The transput section of the Revised Report consists in a description
of the transput facilities in the form of near-Algol 68 code, intended
to serve as a precise reference of the intended programming interface
and also of the semantics of the several operations like print
or read
. The same technique is used to describe the standard
prelude.
Consider for example the mode channel
, which part of the
standard transput:
mode channel = struct (proc(ref book)bool reset, set, get, put, bi, compress, reidf, proc bool estab, proc pos max pos, ...)
The fields of values of mode channel
are not supposed to be
accessed by users. In fact, one may imagine a transput implementation
that uses different names for the fields, or a completely different
set of fields. Algol 68, however, doesn’t have secret fields.
In order to denote structure fields that-should-not-be-named, the
authors of the Report resorted to a clever syntactic trick: to precede
the fields names with a metanotion that produces an infinite number of
f
’s, which are obviously impossible to write.

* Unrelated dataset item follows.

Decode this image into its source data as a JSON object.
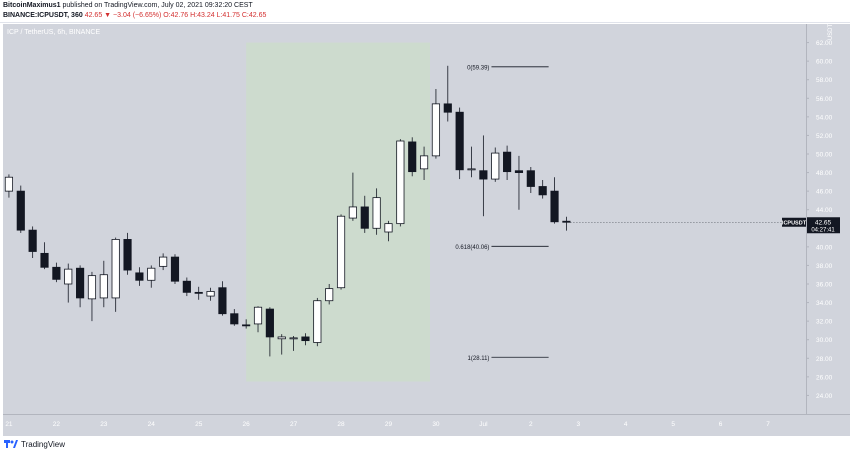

Something like:
A) F :: f, F ; F. a) unmentionable field : F tag.
In order to represent the productions of the metanotion F
in
the representation language, they chose the symbol Aleph, since it
represents an alepth-sub-zero number of f
s. Thus the mode
above would be written, using %
for Aleph:
mode channel = struct (proc(ref book)bool % reset, % set, % get, % put, % bi, % compress, % reidf, proc bool % estab, proc pos % max pos, ...)
The WG 2.1, however, didn’t appreciate the joke, and ended using some strange glyph in both Report and Revised Report to represent Aleph.